A New Level of Accountability for Government Regulators and Issuers

The act ensured accountability from both credit card issuers and regulators who are responsible for preventing unfair practices and enforcing protections including:

  • Public posting of credit card contracts – Credit Card issuers are required to make contracts available on the Internet in a usable format.
  • Regulators held accountable to enforce the law – Regulators are now required to report annually to the US Congress on their enforcement of credit card protections
  • Holds regulators accountable to keep protections current – Regulators are required to request public input on trends in the credit card market and potential consumer protection issues to determine what new regulations or disclosures might be needed.
  • Regulators will be required either to update the applicable rules, or to publish findings if they deem further regulation unnecessary.

Increased Penalties for Credit Card Providers Who Violate the Law

Card issuers which violate the new restrictions face significantly higher penalties than under previous law, which should make violations less likely.

Protections for Younger Consumers from Pervasive Practices

The CARD act contains protections for college students and young adults, including a requirement that card issuers and universities disclose agreements with respect to the marketing or distribution of credit cards to students.

Many Changes, But Some Things Remain the Same

While the CARD Act of 2009 made many changes to the way business is transacted between consumers and their creditors, some things did not change.
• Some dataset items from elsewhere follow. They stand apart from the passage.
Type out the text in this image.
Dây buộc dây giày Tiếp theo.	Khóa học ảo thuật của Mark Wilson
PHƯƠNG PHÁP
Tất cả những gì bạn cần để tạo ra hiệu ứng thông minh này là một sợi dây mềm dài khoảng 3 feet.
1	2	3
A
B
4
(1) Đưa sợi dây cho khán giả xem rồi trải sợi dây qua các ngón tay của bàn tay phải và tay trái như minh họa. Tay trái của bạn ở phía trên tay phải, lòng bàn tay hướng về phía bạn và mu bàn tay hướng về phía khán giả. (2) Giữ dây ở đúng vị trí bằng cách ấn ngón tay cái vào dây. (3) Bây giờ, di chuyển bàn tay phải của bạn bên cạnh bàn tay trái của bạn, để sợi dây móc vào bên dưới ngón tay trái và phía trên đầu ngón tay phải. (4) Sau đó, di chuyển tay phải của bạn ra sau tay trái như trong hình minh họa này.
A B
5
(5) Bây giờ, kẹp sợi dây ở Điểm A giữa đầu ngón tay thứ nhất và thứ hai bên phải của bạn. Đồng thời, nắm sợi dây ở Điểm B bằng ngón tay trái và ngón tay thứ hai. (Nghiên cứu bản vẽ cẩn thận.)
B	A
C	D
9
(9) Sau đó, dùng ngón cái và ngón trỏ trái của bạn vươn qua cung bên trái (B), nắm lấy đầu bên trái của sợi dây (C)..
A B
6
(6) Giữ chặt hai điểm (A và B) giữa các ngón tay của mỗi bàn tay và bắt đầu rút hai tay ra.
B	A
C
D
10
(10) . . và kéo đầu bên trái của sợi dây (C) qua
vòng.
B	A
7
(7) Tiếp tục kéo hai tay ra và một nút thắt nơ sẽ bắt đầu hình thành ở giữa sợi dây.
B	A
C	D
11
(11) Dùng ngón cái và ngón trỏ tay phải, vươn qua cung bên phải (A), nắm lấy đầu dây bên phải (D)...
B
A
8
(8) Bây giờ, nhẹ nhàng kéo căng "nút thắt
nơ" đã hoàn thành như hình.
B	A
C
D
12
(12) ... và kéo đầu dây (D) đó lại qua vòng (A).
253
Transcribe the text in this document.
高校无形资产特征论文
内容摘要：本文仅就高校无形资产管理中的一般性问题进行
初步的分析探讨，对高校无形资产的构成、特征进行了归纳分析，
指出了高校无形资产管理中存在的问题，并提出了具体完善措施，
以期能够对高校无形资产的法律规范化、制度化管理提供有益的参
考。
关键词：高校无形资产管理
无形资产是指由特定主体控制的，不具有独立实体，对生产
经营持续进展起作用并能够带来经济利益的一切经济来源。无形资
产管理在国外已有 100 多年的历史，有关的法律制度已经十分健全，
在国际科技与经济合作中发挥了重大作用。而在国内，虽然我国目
Despite relaxing rules for “grace periods” and enhanced information transmission on credit card statements, the basic relationship remains the same. The Credit Card issuer can make changes to an account and increase rates or fees by informing the consumer it is doing so. The interest rates charged and decisions on security of debt are still made by the creditor. Credit Card providers can cancel, change account limits, or charge-off bad debts under their own policies.